そう聞かされてから、すでに1時間が経とうとしていたけれど。
(うわー…あの子、正直に言うてくれたらええのに)
全く始まる気配がないのを憂うべきか、それとも作戦会議を続けられると喜ぶべきか。
唸りながらテーブルに転がしていた石を指先で転がせば、応じるように淡い光が点滅する。
“…まだ、ヘコんでんの?”
脳裏で問いかける、自分に似た声。どうやら、責任を感じているらしい。


要は、ひたすらに不満なのである。
石を手にして、妙な争いの存在を知って、真っ先に懸念したのは芸人が芸人でなくなってしまうこと。
振り回される日々、費やされる時間、動向の探り合い―石がなければ起こらなかった、騒動の全て。
芸人は芸を磨き、それを披露し笑いを取って、同業者を含んだ観る者すべてを、楽しませるのが仕事である。石をめぐるややこしい諍いも、その結果付く傷も、全く意図するところではない。
この争いに強制参加するはめになった芸人を待つ恐るべき展開といえば、やはり、怪我やショックが元で活動自体に支障をきたすパターンだろう。
才能や目標に壁を感じてならまだしも、そんな理不尽な原因で芸人が減るかもしれないことが、とにかく増田には許せなかった。
せっかくみんな、それぞれ一生懸命頑張ってんのに。なんでこんなもんに、邪魔されなあかんのや。
はなから傍観するには腹立たしすぎる争いと思っていたから、状況を打破しようと決意するのはごく自然な流れだった。

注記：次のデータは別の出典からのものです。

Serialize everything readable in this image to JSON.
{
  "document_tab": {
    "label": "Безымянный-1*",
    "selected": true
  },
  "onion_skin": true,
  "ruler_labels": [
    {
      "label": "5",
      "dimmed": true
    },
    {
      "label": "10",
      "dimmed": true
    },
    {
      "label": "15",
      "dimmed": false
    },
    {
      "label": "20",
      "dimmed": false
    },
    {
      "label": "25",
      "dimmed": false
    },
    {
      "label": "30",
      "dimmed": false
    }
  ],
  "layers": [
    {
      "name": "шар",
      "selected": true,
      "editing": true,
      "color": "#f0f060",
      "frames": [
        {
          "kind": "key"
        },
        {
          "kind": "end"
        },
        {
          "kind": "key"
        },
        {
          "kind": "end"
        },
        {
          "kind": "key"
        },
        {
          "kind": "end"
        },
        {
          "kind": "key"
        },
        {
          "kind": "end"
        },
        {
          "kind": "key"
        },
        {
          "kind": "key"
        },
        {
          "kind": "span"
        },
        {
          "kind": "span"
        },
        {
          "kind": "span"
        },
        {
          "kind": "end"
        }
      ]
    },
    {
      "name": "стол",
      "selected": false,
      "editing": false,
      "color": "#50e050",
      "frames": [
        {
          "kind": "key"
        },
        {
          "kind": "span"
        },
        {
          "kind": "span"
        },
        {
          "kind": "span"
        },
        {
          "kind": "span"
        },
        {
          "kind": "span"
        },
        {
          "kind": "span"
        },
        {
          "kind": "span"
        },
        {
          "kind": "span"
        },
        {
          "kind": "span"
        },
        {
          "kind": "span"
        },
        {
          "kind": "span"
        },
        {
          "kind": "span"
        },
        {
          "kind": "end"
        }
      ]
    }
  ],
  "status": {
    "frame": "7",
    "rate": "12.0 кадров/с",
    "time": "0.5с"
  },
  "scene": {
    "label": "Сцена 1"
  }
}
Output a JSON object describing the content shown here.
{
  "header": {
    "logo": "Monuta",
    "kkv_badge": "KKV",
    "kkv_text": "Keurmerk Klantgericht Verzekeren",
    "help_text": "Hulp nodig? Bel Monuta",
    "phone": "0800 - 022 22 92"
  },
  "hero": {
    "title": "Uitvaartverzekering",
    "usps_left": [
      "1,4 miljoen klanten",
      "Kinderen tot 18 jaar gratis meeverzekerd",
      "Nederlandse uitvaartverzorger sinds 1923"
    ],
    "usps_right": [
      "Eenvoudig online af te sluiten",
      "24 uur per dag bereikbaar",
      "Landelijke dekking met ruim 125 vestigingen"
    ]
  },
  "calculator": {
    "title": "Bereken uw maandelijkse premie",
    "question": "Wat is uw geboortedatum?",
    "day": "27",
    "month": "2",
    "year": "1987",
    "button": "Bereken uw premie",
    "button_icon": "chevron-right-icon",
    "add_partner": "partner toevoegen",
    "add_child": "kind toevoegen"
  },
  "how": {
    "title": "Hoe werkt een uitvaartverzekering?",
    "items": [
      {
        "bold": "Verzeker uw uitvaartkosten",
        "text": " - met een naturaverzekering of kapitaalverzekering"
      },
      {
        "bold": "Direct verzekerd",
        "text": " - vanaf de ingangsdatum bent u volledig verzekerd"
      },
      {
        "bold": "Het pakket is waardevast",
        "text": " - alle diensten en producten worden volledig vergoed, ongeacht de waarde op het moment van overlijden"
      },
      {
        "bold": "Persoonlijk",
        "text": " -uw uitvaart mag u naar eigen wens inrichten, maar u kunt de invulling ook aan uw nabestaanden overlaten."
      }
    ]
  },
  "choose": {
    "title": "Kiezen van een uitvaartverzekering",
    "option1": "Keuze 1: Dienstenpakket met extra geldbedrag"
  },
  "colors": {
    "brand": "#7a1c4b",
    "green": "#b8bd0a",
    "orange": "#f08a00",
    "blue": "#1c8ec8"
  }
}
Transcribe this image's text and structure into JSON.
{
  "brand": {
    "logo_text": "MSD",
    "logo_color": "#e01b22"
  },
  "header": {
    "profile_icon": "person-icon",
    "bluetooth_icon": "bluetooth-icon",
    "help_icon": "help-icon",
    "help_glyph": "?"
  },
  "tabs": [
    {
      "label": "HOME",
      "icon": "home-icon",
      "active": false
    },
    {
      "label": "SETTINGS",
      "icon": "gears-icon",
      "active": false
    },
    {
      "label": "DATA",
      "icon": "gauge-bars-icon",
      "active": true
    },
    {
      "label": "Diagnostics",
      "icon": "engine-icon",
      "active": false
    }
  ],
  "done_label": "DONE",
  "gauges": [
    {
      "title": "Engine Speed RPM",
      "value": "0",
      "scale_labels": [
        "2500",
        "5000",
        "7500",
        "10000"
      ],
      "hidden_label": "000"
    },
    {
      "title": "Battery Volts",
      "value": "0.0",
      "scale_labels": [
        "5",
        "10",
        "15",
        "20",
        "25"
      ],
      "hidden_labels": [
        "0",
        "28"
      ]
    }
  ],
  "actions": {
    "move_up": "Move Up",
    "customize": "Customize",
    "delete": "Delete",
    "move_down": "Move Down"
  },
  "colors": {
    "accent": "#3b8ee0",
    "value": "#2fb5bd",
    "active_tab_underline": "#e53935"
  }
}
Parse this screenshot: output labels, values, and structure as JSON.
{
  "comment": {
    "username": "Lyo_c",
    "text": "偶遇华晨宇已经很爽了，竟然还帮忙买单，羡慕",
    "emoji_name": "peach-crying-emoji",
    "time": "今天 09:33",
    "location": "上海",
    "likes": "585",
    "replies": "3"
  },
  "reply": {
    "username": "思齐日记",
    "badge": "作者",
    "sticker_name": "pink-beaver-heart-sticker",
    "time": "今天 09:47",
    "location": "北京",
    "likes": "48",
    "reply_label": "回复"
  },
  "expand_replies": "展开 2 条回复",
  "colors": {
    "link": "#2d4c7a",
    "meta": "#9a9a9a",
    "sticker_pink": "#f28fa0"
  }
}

というわけで彼は、芸人側から出た情報にスタッフ等別方向の関係者から聞き込んだ情報を重ねることで、これから起こる騒動や策略の概要を明確に把握し、先回りして争いを終わらせようと尽力している。
立ち位置は多分、白寄りなのだろう。どうせなら自らの考えと近い側に協力した方が、迷いも生まれないはずだった。
(ほんまは俺がもっと、そういう方向に強い石やったらよかったんやけどな)
増田の石には手にした物体を大リーガー並みのスピードで投げられる力が宿っている。
正直、求めていた類の能力ではなかった。つい最近も、逃げる黒側の若手に手加減して投げた財布がよりにもよって頭に命中し、相手が2日寝込んだと聞いて死ぬほど落ち込んだばかりだ。